Lessons Learned: Sarbanes-Oxley to Basel II
The Basel II Capital Accord and Sarbanes-Oxley have brought regulatory concerns over operating risk to the top of the corporate agenda. While different geographies adopt disparate legislation, international organisations have been addressing compliance.
The Sarbanes-Oxley Act brings significant change to American federal securities laws and organisations are under tremendous pressure to meet its rigorous requirements. Managements must now audit the effectiveness of internal financial controls and certify proper backup procedures. The complexity of enterprise data protection and the continued explosion in information has made this difficult. Companies should assess data policies and performance immediately to start evolving towards best practice.
Basel II was devised to set a new global standard for financial institutions to measure risk and allocate capital. The new, stricter regulations have left some unsure of how to store data and exactly what to keep in order to comply.
Twin compliance is a widespread issue, as is whether these two operational mandates are in conflict. Although both require a common framework and governance model, Sarbanes-Oxley applies to all US public corporations, while Basel II covers financial institutions in over 100 countries. Sarbanes-Oxley aims to restore investor confidence by addressing issues such as financial reporting and conflicts of interest. Under Basel II, financial institutions must manage operational risk in order to reduce capital reserves.
In effect, Sarbanes-Oxley and Basel II are complimentary, not competitive mandates. However, there is real competition in the cost and prioritisation of resources necessary for financial institutions to meet the compliance guidelines. Some aspects of Sarbox continue to cause headaches and has caused many companies delayed quarterly filings.
The impact that building a compliant organisation has on people and processes is often underestimated. The operational impacts touch virtually every department, with technology staff bearing the brunt of the changes. When our company is involved early in data protection compliance process we can minimise disruption, create broad visibility and establish a smooth path to compliance.

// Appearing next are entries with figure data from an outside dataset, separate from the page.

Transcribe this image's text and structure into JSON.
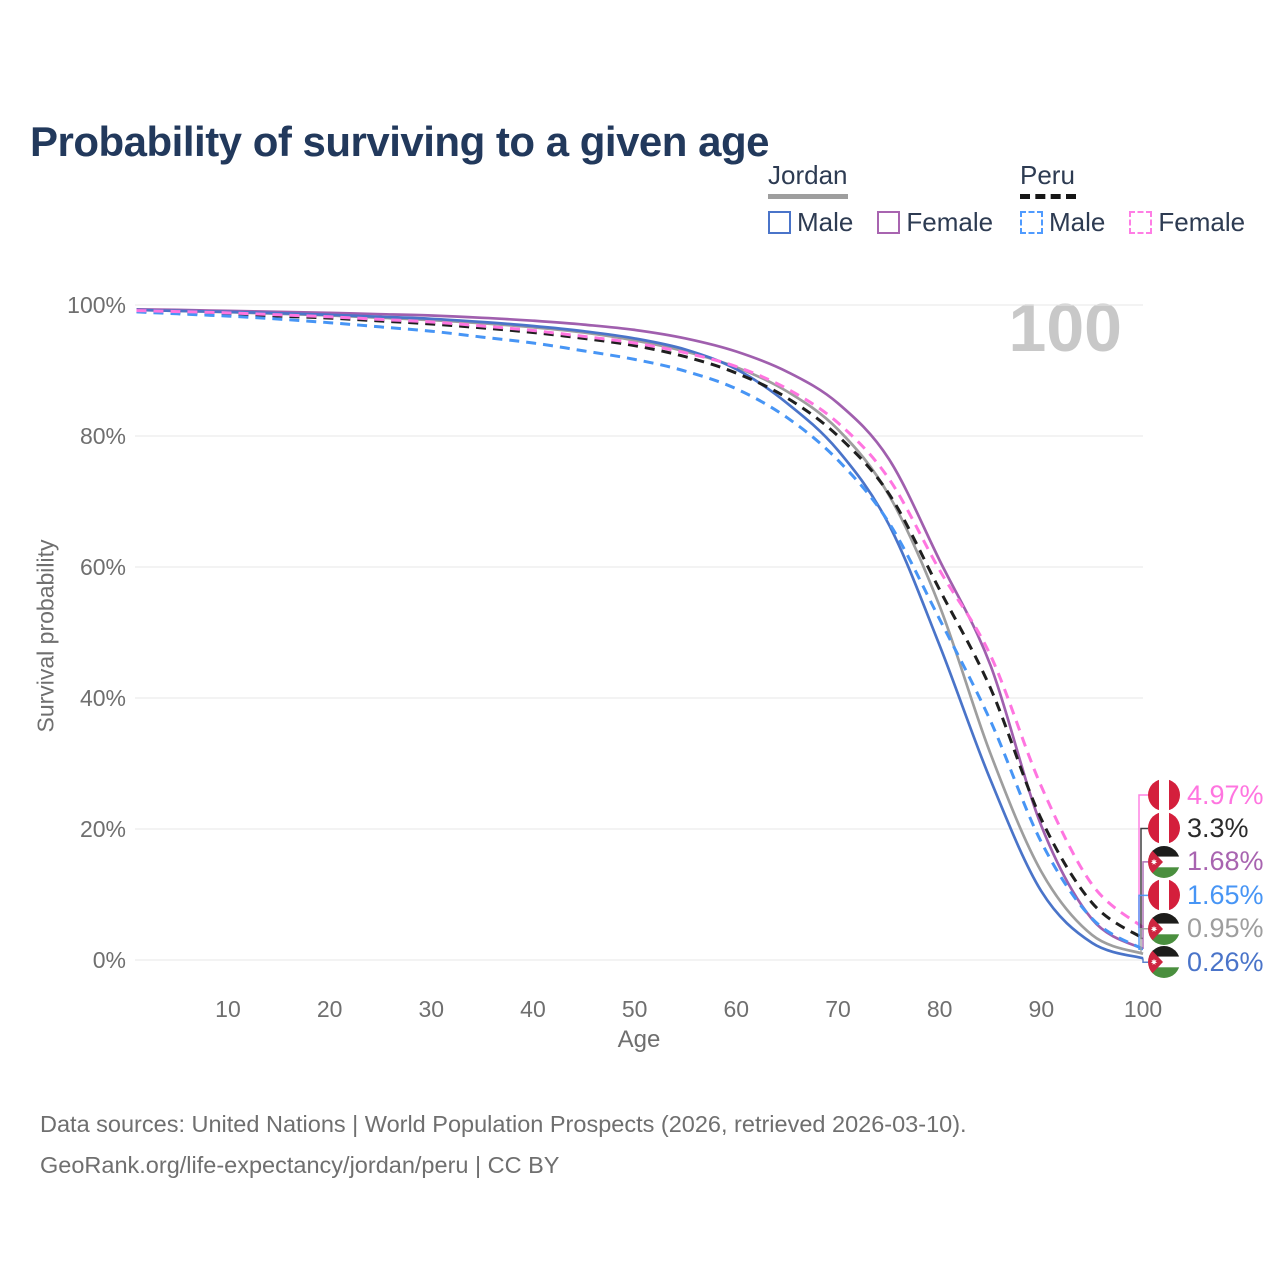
{
  "title": "Probability of surviving to a given age",
  "watermark_age": "100",
  "legend": {
    "groups": [
      {
        "name": "Jordan",
        "line_style": "solid",
        "underline_color": "#9e9e9e",
        "items": [
          {
            "label": "Male",
            "color": "#4a74c9",
            "dashed": false
          },
          {
            "label": "Female",
            "color": "#a864b0",
            "dashed": false
          }
        ]
      },
      {
        "name": "Peru",
        "line_style": "dashed",
        "underline_color": "#161616",
        "items": [
          {
            "label": "Male",
            "color": "#4f9bff",
            "dashed": true
          },
          {
            "label": "Female",
            "color": "#ff7de5",
            "dashed": true
          }
        ]
      }
    ]
  },
  "chart_data": {
    "type": "line",
    "title": "Probability of surviving to a given age",
    "xlabel": "Age",
    "ylabel": "Survival probability",
    "xlim": [
      1,
      100
    ],
    "ylim": [
      0,
      100
    ],
    "grid": true,
    "legend_position": "top-right",
    "x_ticks": [
      10,
      20,
      30,
      40,
      50,
      60,
      70,
      80,
      90,
      100
    ],
    "y_ticks": [
      {
        "value": 100,
        "label": "100%"
      },
      {
        "value": 80,
        "label": "80%"
      },
      {
        "value": 60,
        "label": "60%"
      },
      {
        "value": 40,
        "label": "40%"
      },
      {
        "value": 20,
        "label": "20%"
      },
      {
        "value": 0,
        "label": "0%"
      }
    ],
    "ages": [
      1,
      5,
      10,
      15,
      20,
      25,
      30,
      35,
      40,
      45,
      50,
      55,
      60,
      65,
      70,
      75,
      80,
      85,
      90,
      95,
      100
    ],
    "series": [
      {
        "name": "Jordan",
        "country": "Jordan",
        "style": "solid",
        "color": "#9e9e9e",
        "end_value_pct": 0.95,
        "values": [
          99.25,
          99.1,
          98.9,
          98.65,
          98.4,
          98.05,
          97.7,
          97.2,
          96.6,
          95.8,
          94.6,
          92.9,
          90.5,
          86.8,
          81.0,
          71.0,
          54.0,
          31.5,
          13.5,
          3.8,
          0.95
        ]
      },
      {
        "name": "Jordan Female",
        "country": "Jordan",
        "sex": "Female",
        "style": "solid",
        "color": "#a05fae",
        "end_value_pct": 1.68,
        "values": [
          99.35,
          99.25,
          99.1,
          98.95,
          98.8,
          98.6,
          98.4,
          98.05,
          97.6,
          97.0,
          96.2,
          94.9,
          92.9,
          89.8,
          85.0,
          76.5,
          61.0,
          45.0,
          20.5,
          6.2,
          1.68
        ]
      },
      {
        "name": "Jordan Male",
        "country": "Jordan",
        "sex": "Male",
        "style": "solid",
        "color": "#4a74c9",
        "end_value_pct": 0.26,
        "values": [
          99.25,
          99.1,
          98.95,
          98.75,
          98.5,
          98.2,
          97.9,
          97.4,
          96.8,
          96.0,
          94.9,
          93.2,
          90.2,
          85.0,
          77.8,
          66.5,
          48.0,
          27.5,
          10.5,
          2.6,
          0.26
        ]
      },
      {
        "name": "Peru",
        "country": "Peru",
        "style": "dashed",
        "color": "#1f1f1f",
        "end_value_pct": 3.3,
        "values": [
          99.05,
          98.85,
          98.6,
          98.3,
          98.0,
          97.55,
          97.1,
          96.5,
          95.8,
          94.9,
          93.8,
          92.1,
          89.6,
          85.8,
          80.0,
          71.2,
          56.5,
          41.5,
          21.5,
          8.7,
          3.3
        ]
      },
      {
        "name": "Peru Male",
        "country": "Peru",
        "sex": "Male",
        "style": "dashed",
        "color": "#4795f5",
        "end_value_pct": 1.65,
        "values": [
          98.95,
          98.65,
          98.3,
          97.85,
          97.3,
          96.65,
          96.0,
          95.1,
          94.2,
          93.0,
          91.7,
          89.9,
          87.2,
          82.8,
          76.3,
          66.8,
          52.0,
          36.5,
          18.0,
          6.3,
          1.65
        ]
      },
      {
        "name": "Peru Female",
        "country": "Peru",
        "sex": "Female",
        "style": "dashed",
        "color": "#ff75e0",
        "end_value_pct": 4.97,
        "values": [
          99.15,
          99.0,
          98.8,
          98.5,
          98.2,
          97.8,
          97.4,
          96.8,
          96.1,
          95.2,
          94.2,
          92.7,
          90.6,
          87.2,
          82.0,
          73.5,
          59.5,
          46.5,
          26.5,
          11.5,
          4.97
        ]
      }
    ]
  },
  "end_labels": [
    {
      "text": "4.97%",
      "series": "Peru Female",
      "flag": "peru",
      "color": "#ff75e0"
    },
    {
      "text": "3.3%",
      "series": "Peru",
      "flag": "peru",
      "color": "#2b2b2b"
    },
    {
      "text": "1.68%",
      "series": "Jordan Female",
      "flag": "jordan",
      "color": "#a864b0"
    },
    {
      "text": "1.65%",
      "series": "Peru Male",
      "flag": "peru",
      "color": "#4795f5"
    },
    {
      "text": "0.95%",
      "series": "Jordan",
      "flag": "jordan",
      "color": "#9e9e9e"
    },
    {
      "text": "0.26%",
      "series": "Jordan Male",
      "flag": "jordan",
      "color": "#4a74c9"
    }
  ],
  "flag_colors": {
    "peru_red": "#d41f3c",
    "jordan_black": "#1d1d1b",
    "jordan_green": "#4a8f3e",
    "jordan_red": "#ce2540"
  },
  "footer": {
    "line1": "Data sources: United Nations | World Population Prospects (2026, retrieved 2026-03-10).",
    "line2": "GeoRank.org/life-expectancy/jordan/peru | CC BY"
  }
}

Since Sarbanes-Oxley we have seen an increased demand to measure service level agreements and we anticipate their growth in importance for organisations preparing for Basel II. While expensive and time consuming, new regulations have prodded organisations into improving their core business processes and developing greater efficiency in their data management, security and protection procedures. They may well find it has also helped them become more profitable in the long-run.